Salient Logo
Salient Logo

Proof of concept: OCR & analysis of scanned/handwritten documents

Salient uses AI OCR technology to overcome extreme document quality issues, demonstrating effective analysis and classification capabilities on the extracted results.

Client Sector: Law
Technology Used: AI OCR, Power BI, Reveal
AI OCR

The Challenge

Salient was approached by a law firm with approximately 20,000 agreements that required the identification of specific clauses within them, and general categorising. Their biggest concern was that the quality of the documents was poor. Many were hardcopy scans and included handwritten notes.

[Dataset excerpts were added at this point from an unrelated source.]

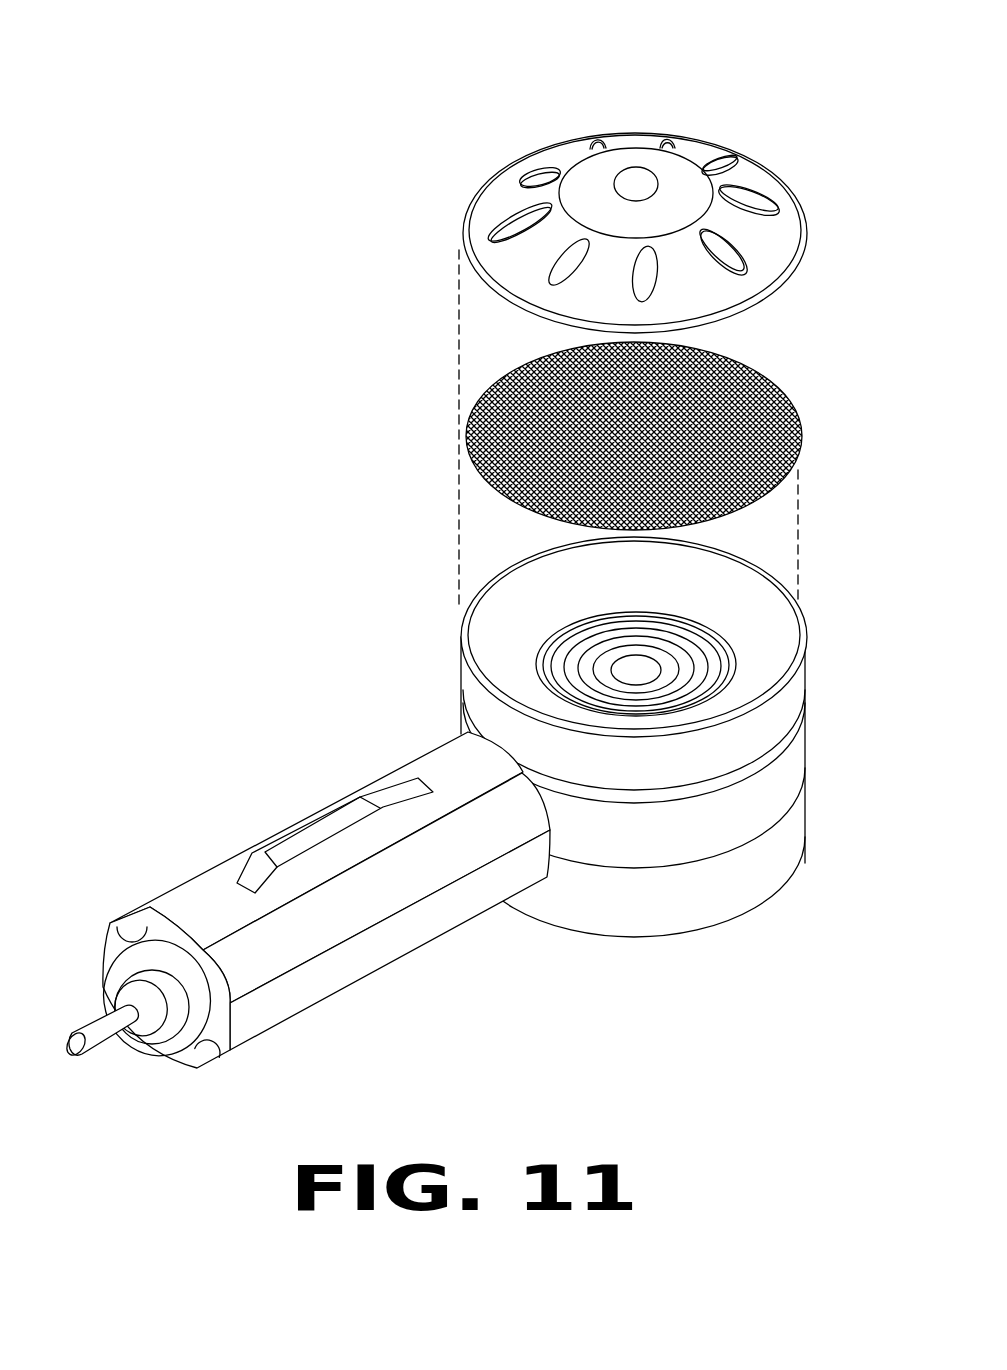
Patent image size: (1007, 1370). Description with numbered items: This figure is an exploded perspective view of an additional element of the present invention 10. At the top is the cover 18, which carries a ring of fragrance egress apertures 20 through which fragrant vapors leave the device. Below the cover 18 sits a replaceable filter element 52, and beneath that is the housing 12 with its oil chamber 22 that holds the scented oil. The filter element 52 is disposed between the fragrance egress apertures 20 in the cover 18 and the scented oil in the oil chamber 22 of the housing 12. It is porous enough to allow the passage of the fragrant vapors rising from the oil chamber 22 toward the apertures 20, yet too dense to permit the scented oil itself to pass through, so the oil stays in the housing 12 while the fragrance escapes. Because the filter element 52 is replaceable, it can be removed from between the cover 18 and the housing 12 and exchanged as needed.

The present invention 10 is at (800, 141).
The housing 12 is at (667, 937).
The cover 18 is at (630, 157).
The fragrance egress apertures 20 is at (536, 175).
The oil chamber 22 is at (488, 618).
The replaceable filter element 52 is at (517, 500).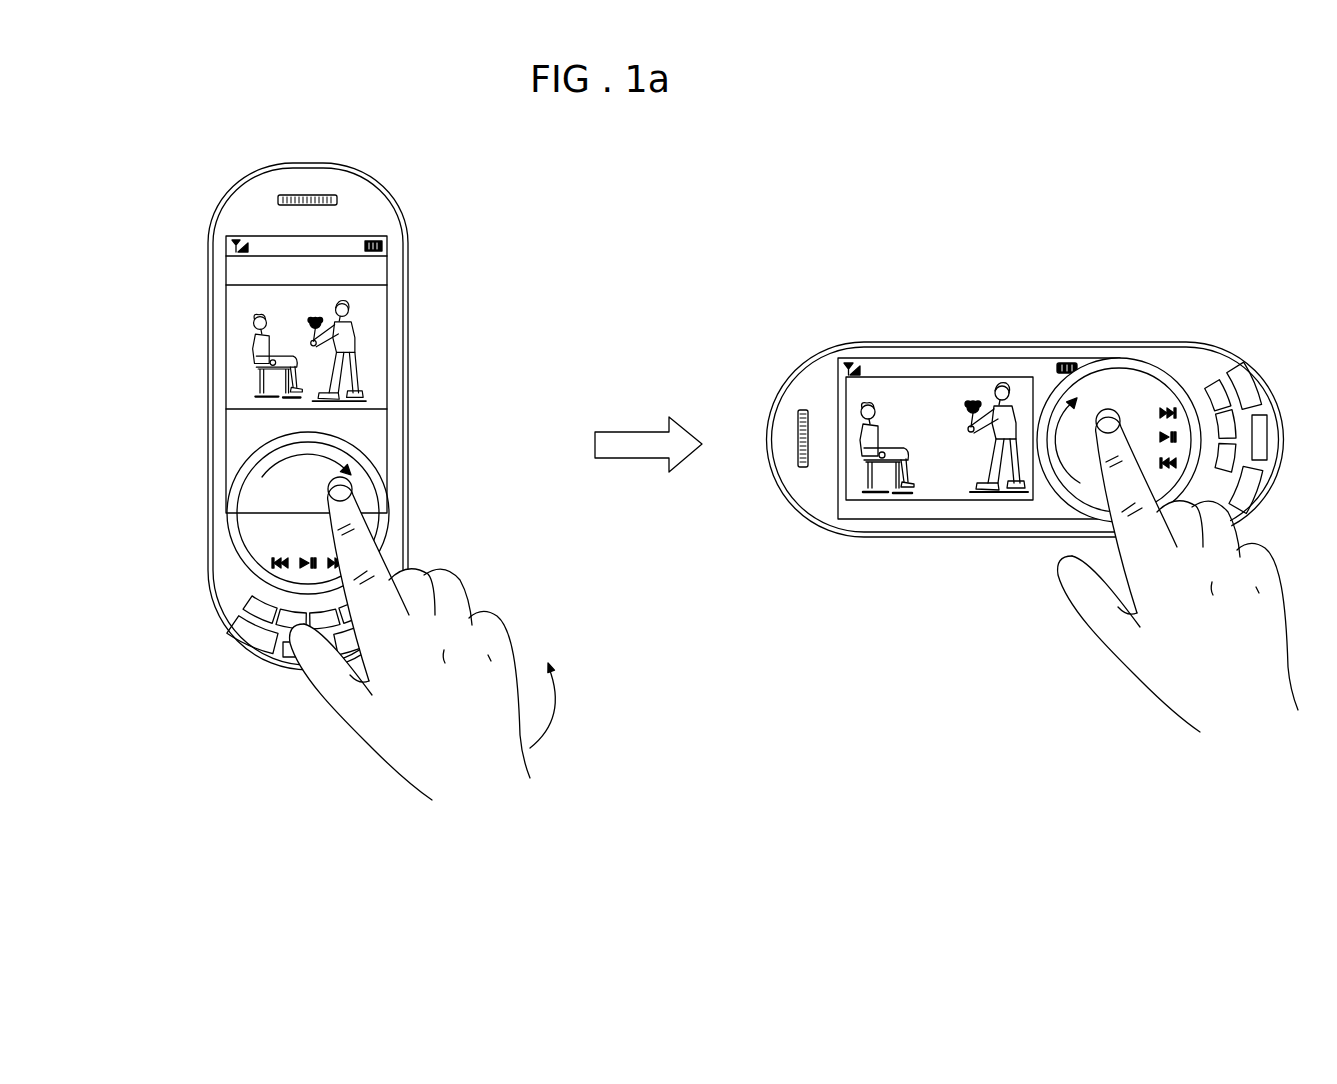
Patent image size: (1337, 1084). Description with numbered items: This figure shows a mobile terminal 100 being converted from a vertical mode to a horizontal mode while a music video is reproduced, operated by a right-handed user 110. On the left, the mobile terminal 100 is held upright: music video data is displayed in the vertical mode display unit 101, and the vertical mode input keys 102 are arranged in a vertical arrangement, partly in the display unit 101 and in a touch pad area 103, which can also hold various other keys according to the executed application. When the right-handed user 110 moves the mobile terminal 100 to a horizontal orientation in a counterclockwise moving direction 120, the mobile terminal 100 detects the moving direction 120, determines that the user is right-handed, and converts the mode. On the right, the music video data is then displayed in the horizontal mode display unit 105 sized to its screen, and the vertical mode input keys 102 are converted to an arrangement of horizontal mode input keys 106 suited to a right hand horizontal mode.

The mobile terminal 100 is at (385, 183).
The vertical mode display unit 101 is at (388, 335).
The vertical mode input keys 102 is at (367, 453).
The touch pad area 103 is at (232, 588).
The horizontal mode display unit 105 is at (981, 358).
The horizontal mode input keys 106 is at (1142, 360).
The right-handed user 110 is at (462, 597).
The moving direction 120 is at (553, 713).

The firm had already attempted to analyse and categorise the documents using a number of alternative platforms. However, the extraction technologies of these platforms could not adequately handle the grainy scans, varying orientations and handwritten notes prevalent amongst the source material. The client’s challenge to Salient was to provide a proof of concept to show that our technology could succeed where others could not.

Challenges

  • Identification of clauses and classification of 20,000 documents
  • Poor quality documents including handwritten notes
  • Proof of concept required to demonstrate capability of Reveal platform

Results

  • AI OCR engine was used that was able to process >15,000 pages per minute in 150+ languages
  • The client was able to use the Reveal platform to identify required clauses to a higher degree of accuracy than previously
Our solution

Salient successfully demonstrated that, using our solution, the client would be able to accurately identify specific clauses within a far higher percentage of the agreements than previously, despite the poor quality of the source material.

They would also be able to easily prioritise specific categories of agreement for review using the overlaid metadata fields. This would enable them to meet their own client’s expectations by delivering results on high priority agreements first.

In order to improve the accuracy of the review, we proposed an Artificial Intelligence (AI) Optical Character Recognition (OCR) engine with handwriting recognition. Tests showed that this could successfully extract high quality, searchable text from the client’s agreements for further analysis. It could also process in excess of 15,000 pages per minute, and OCR in 150+ languages if necessary.

The native agreements and extracted text could then be ingested into our SaaS eDiscovery Platform (powered by Reveal) where the client could quickly identify responsive clauses in the agreements. Each agreement would also be overlayed with metadata such as owner, location and agreement type, enabling the client to prioritise specific categories of agreements for review.

We also proposed a custom Power BI dashboard that would allow the client to track the progress of their review by parameters like “reviewer” and “agreement category”.